Neben John John Florence, der verletzt die gesamte Saison ausfallen wird, hat auch Kelly Slater seine Teilnahme bei den Tahiti Pro Teahupoo abgesagt. Sein Fuß sei immer noch nicht so gut, wie er sich ihn wünscht. John wird von Miguel Pupo und Kelly durch Mikey Wright ersetzt. Die beiden Wildcards erhielten Mateia Hiquily und Tikanui Smith.

Heatdraw

Heat 1: Wade Carmichael (AUS), Jeremy Flores (FRA), Joan Duru (FRA)
Heat 2: Jordy Smith (ZAF), Ezekiel Lau (HAW), Ian Gouveia (BRA)
Heat 3: Italo Ferreira (BRA), Sebastian Zietz (HAW), Miguel Pupo (BRA)
Heat 4: Gabriel Medina (BRA), Tomas Hermes (BRA), Wiggolly Dantas (BRA)
Heat 5: Julian Wilson (AUS), Joel Parkinson (AUS), Mateia Hiquily (PYF)
Heat 6: Filipe Toledo (BRA), Tago Dora (BRA), Tikanui Smith (PYF)
Heat 7: Willian Cardoso (BRA), Frederico Morais (PRT), Michael February (ZAF)
Heat 8: Michel Bourez (PYF), Kanoa Igarashi (JPN), Keanu Asing (HAW)
Heat 9: Mikey Wright (AUS), Adriano de Souza (BRA), Matt Wilkinson (AUS)
Heat 10: Griffin Colapinto (USA), Kolohe Andino (USA), Patrick Gudauskas (USA)
Heat 11: Owen Wright (AUS), Adrian Buchan (AUS), Jesse Mendes (BRA)
Heat 12: Conner Coffin (USA), Michael Rodrigues (BRA), Connor O’Leary (AUS)

credit: Poullenot

Der Forecast

Leider macht momentan der Forecast dem Event einen Strich durch die Rechnung, denn mit fetten Teahupoo Bombs ist nicht zu rechnen. Die ersten beiden tage wird es quasi Flat sein, gefolgt von zwei surfbaren Tagen mit Potenzial für etwas größere Wellen als Kopfhoch.
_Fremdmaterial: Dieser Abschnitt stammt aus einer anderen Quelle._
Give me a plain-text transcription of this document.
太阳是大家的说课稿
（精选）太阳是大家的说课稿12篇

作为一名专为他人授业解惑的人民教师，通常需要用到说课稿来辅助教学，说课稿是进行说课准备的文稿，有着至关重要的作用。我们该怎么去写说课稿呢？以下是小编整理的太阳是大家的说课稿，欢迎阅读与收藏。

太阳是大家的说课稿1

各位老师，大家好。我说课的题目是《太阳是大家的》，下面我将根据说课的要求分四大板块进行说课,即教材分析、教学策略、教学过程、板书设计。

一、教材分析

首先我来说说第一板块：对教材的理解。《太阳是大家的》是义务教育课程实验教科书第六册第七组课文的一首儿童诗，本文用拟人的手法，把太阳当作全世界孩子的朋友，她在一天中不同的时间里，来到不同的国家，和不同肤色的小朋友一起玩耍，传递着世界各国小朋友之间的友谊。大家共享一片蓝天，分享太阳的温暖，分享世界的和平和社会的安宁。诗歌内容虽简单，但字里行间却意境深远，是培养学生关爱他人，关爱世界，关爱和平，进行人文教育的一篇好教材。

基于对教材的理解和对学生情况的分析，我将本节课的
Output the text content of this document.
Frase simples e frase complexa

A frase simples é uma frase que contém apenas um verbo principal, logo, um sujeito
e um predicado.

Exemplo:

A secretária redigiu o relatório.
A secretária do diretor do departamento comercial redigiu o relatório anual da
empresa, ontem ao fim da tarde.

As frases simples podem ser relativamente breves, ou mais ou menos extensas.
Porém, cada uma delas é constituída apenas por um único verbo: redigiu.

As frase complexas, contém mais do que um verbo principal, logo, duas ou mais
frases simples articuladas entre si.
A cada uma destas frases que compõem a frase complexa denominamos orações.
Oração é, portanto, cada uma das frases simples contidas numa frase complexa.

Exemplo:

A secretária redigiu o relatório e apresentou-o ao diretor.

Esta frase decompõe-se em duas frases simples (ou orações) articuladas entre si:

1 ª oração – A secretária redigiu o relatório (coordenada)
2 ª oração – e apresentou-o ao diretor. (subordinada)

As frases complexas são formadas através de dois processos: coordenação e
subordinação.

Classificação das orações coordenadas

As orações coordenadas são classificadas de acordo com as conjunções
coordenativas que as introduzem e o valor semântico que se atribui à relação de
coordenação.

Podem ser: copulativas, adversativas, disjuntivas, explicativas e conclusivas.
Auch ein Blick in die Long-Term Modelle verspricht keinen großen Swell innerhalb der Waiting Periode. Wir hoffen, dass da noch spontan ein Sturm entsteht, der eine fette Show liefert!

credit: Cestari

Sonstiges

Wie immer kann das Event Live auf Facebook verfolgt werden. Durch die 12-stündige Zeitverschiebung läuft das Event bei uns zur Prime Time. Auf dem Leaderboard ist es ziemlich knapp. Filipe Toledo führt das Feld an, doch die Frage ist, wie er sich in einer Welle wie Chopes schlagen wird. Ihm spielt es sicherlich in die Karten, dass der große Swell ausbleibt. Bei einer Trainingssession musste Filipe auch schon einstecken.